To my surprise, she nodded and stepped out of the mess of objects into my arms. I led her by the hand to the couch in the living room, as if a stranger might still be lurking around a corner, and threw a blanket over her while I prepared mint tea for each of us. It was cold downstairs. We had turned the woodstove on earlier that week for the first time, but it had burned out hours before. I focused on making the tea, unsure of whether I was angry or frightened.
It wasn’t uncommon for Pia to find inspiration at odd hours or obsess over a project for a few frantic days. Those episodes were exciting for her, but never upsetting. And often they really did produce something inspired, like the time Pia made an entire quilt to hang on the wall in our old apartment. She had taken a workshop in abstract quilting and spent hundreds of dollars at the fabric store. Oddly shaped strips of colorful torn fabric shed threads around the living room for days, until one sleepless night, I awoke to find a striking quilt the size of an entire wall draped around her as she trimmed stray ends. The vibrant colors danced together in an explosive design that looked something like a sunrise. It hung in our apartment for two years, until we moved to Vermont. The quilt was a symbol of Pia’s exuberance and artistic gifts. I don’t know why we hadn’t hung it yet in our new home, but I missed it as we drank tea on the couch. The quilt always helped to explain and excuse the erratic aspects of passionate Pia.

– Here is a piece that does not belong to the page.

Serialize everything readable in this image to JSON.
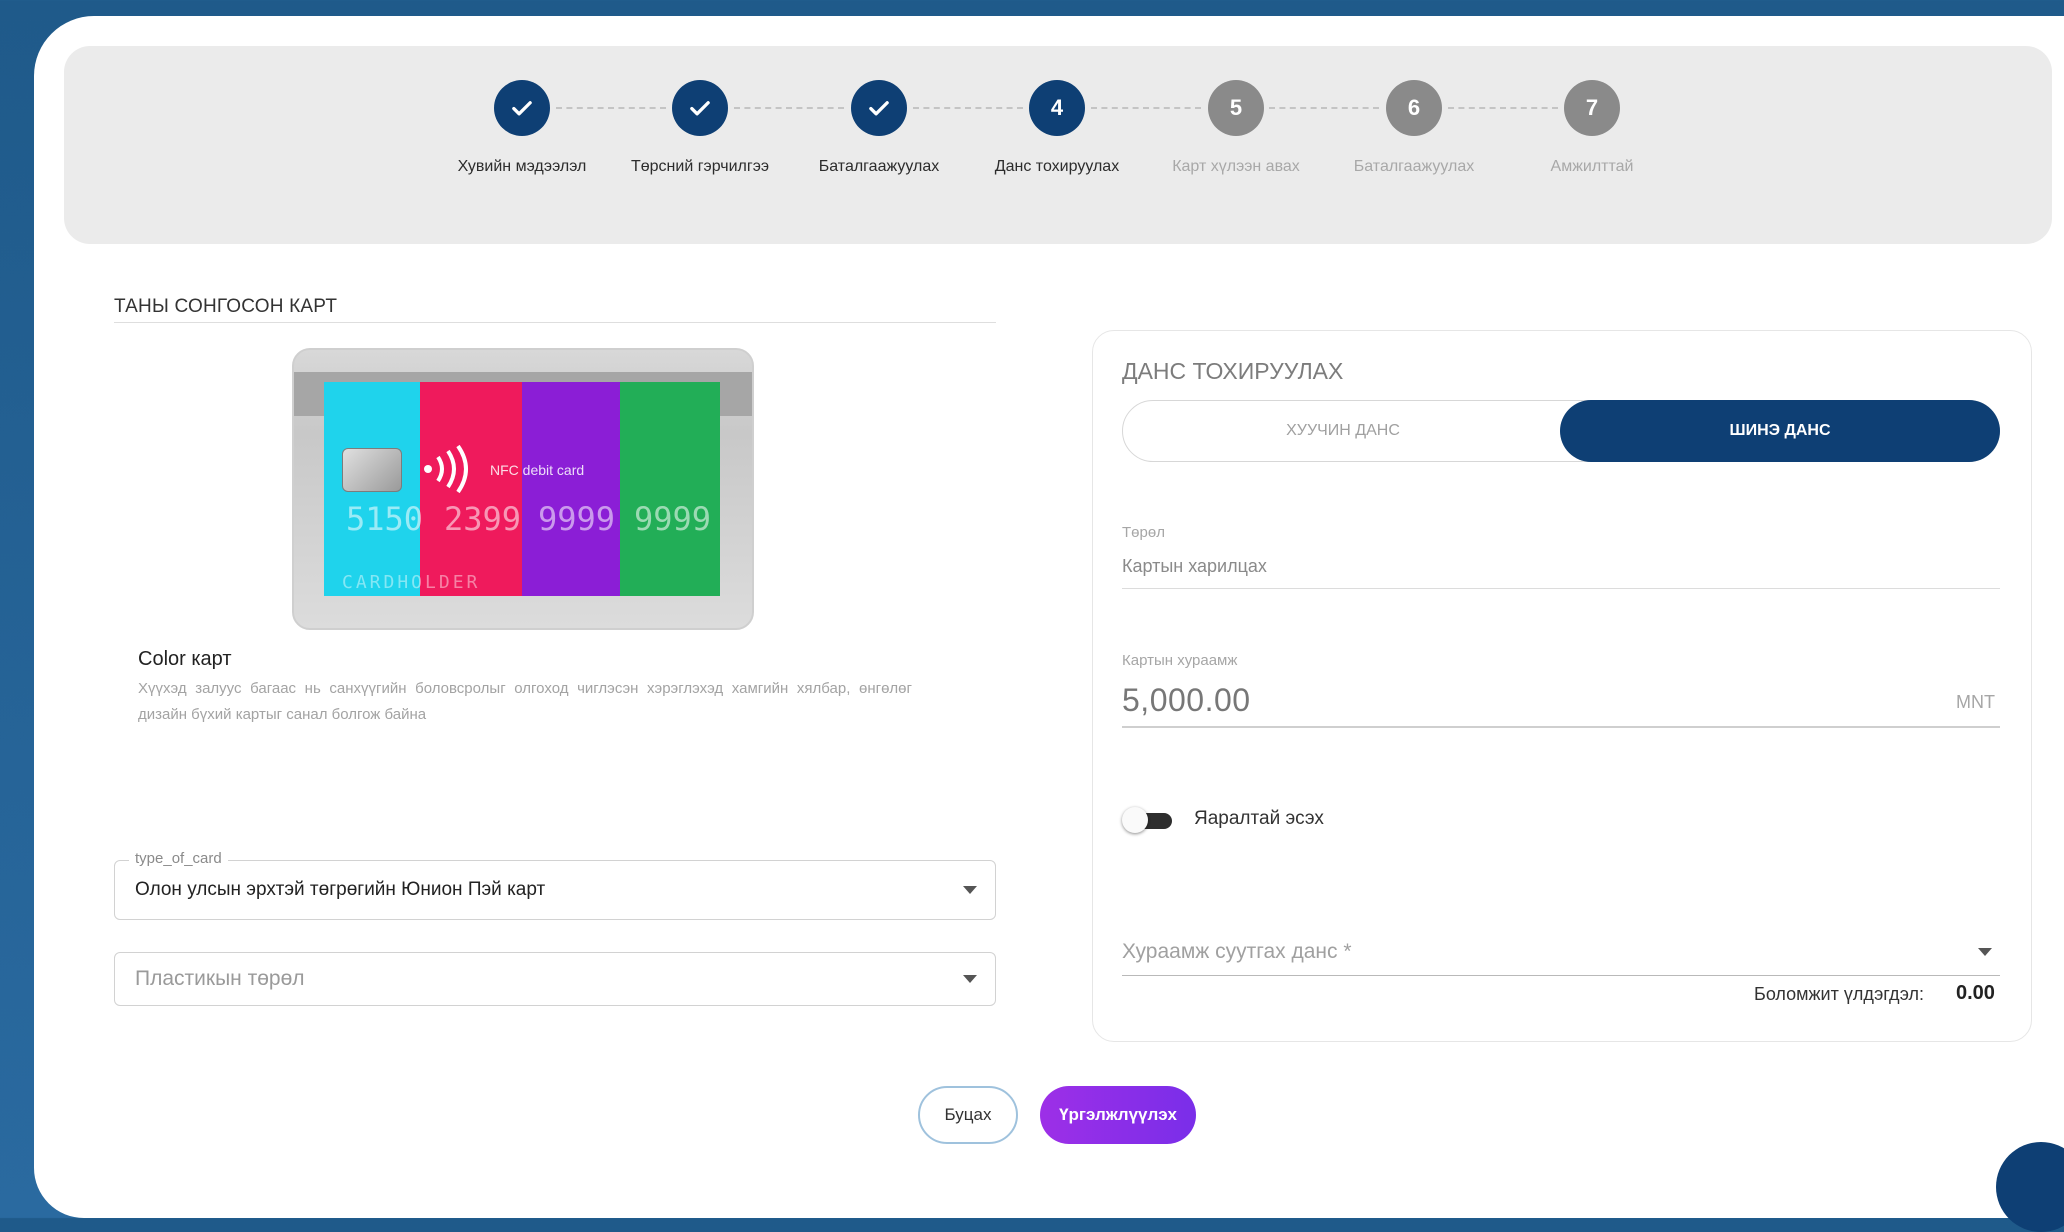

We sat quietly for a while, staring forward at the inert television.
“I’m sorry,” she finally said. “I don’t like this about myself. I wish I could change it.”
I hugged her. “I know.”
“I’m just...scared. I can’t explain why.”

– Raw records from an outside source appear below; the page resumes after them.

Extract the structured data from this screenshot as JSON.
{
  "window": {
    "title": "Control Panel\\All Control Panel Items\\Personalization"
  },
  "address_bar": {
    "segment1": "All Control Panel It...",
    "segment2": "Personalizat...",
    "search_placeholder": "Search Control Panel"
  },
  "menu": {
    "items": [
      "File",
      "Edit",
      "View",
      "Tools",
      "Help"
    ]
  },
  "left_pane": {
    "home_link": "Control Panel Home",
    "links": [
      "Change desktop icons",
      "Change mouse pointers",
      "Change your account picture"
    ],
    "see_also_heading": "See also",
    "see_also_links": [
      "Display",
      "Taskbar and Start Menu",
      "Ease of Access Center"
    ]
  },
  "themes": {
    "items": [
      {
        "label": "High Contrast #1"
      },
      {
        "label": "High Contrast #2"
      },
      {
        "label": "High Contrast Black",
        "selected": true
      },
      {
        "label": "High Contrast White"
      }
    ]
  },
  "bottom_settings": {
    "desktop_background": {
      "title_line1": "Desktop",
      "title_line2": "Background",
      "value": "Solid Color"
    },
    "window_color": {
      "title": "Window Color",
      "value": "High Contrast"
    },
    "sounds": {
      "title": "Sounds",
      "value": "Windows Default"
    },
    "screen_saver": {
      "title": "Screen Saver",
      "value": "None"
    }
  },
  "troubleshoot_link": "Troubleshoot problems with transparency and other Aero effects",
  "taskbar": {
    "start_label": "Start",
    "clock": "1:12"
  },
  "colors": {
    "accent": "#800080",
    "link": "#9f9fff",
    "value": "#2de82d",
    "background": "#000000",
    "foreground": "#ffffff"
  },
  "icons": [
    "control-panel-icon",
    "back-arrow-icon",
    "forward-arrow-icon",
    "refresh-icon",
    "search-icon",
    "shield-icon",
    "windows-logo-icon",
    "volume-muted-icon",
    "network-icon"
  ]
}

I wanted to be entirely there for her, to dedicate myself to conquering the internal and external threats that frightened her. But I was scared, too. The future that we’d planned for had been unmoored by the storm reports, and I wanted comfort now, as well. I didn’t know where self-care ended and selfishness began or what my obligation to my wife should have been then. I only knew that suddenly I didn’t have that selflessness in me. I was afraid, too.
We shivered together under a blanket, each privately fearing the changes afoot.